Bei solchen überspezifischen Angaben wissen Kenner der Öffentlichkeitsarbeit natürlich sofort. was sie bedeuten, nämlich, dass außerhalb dieses exakt definierten Rahmens alles eine reine Katastrophe war. Dass zum Beispiel der ursprünglich für die Fahrt geplante Zug ausgefallen war und Thunberg eine Ersatzverbindung nehmen musste, die dann natürlich überfüllt war. Spiegel Online hat es sehr schön auf den Punkt gebracht: PR-Profis hätten dem Schöpfer auf Knien für die Gelegenheit gedankt, sich als umweltfreudliches und offenbar selbst Thunbergs strengen Kriterien genügendes Transportmedium in Szene zu setzen. Sie hätten selbstverständlich die Misslichkeit überfüllter Züge mit ein paar locker-freundlichen Worten zur Sprache gebracht und sich noch irgendwas Nettes einfallen lassen; was weiß ich, einen Gutschein oder irgendwas in der Art. Meine Güte, die Pressemeldung schreibt sich so einfach, die hätte selbst ich hinbekommen.

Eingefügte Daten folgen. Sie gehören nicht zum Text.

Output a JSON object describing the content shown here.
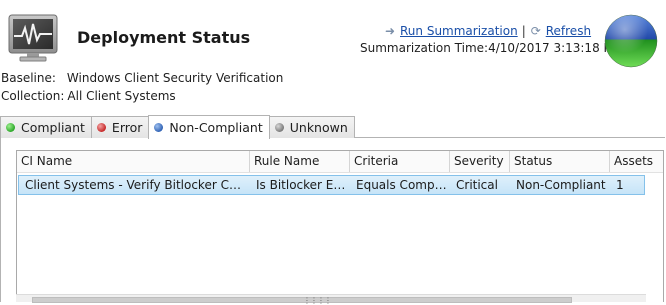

Statt dessen setzen sie offenbar den unausgeschlafenen Praktikanten an die Tastatur, der das Kunststück hinbekommt, den auf der Torlinie liegenden Ball wieder in die eigene Hälfte zu grätschen.

Als wenn das alles nicht schon peinlich genug wäre, kocht jetzt die Twittersphäre hoch. Es wundert mich, dass nicht längst ein eigener Hashtag dafür existiert. #bahngate vielleicht oder #methunberg oder #aufschreidaysForFussboden. Leute, jetzt lasst mich nicht hängen. Irgendwer muss doch ganz scharf darauf sein, sich am nächsten Sonntagabend in irgendeiner Fernseh-Sabbelrunde seine Viertelstunde Ruhm abzuwarholen. Als der moderne Simon Petrus, Stellvertreter Gretas auf Erden, der sie todesmutig vor den Bahnpharisäern beschützt.

Wenn der deutsche Hobbyjurist erst einmal so richtig in Wallung kommt, gibt es kein Halten mehr. Gegen nichts weniger als die DSGVO habe sich die Bahn versündigt. DIE DSGVO!
Unfassbar. Fehlen noch die UN-Menschenrechtskonvention oder die Zehn Gebote. Kommt bestimmt noch.

Kurz für BWLer und alle Anderen, die sich schnell noch wegducken konnten, als das Denkvermögen verteilt wurde: Ad 1, nein. Es gibt Fahrkahrtenautomaten und Schalter, an denen sich ohne Schwierigkeiten anonym Tickets kaufen lassen. Darüber hinaus existiert ein buntes Sammelsurium verschiedener Zeitfahrkarten wie beispielsweise die Bahncard100, mit denen ich einfach so in einen Zug einsteigen kann, ohne personenbezogene Daten zu hinterlassen.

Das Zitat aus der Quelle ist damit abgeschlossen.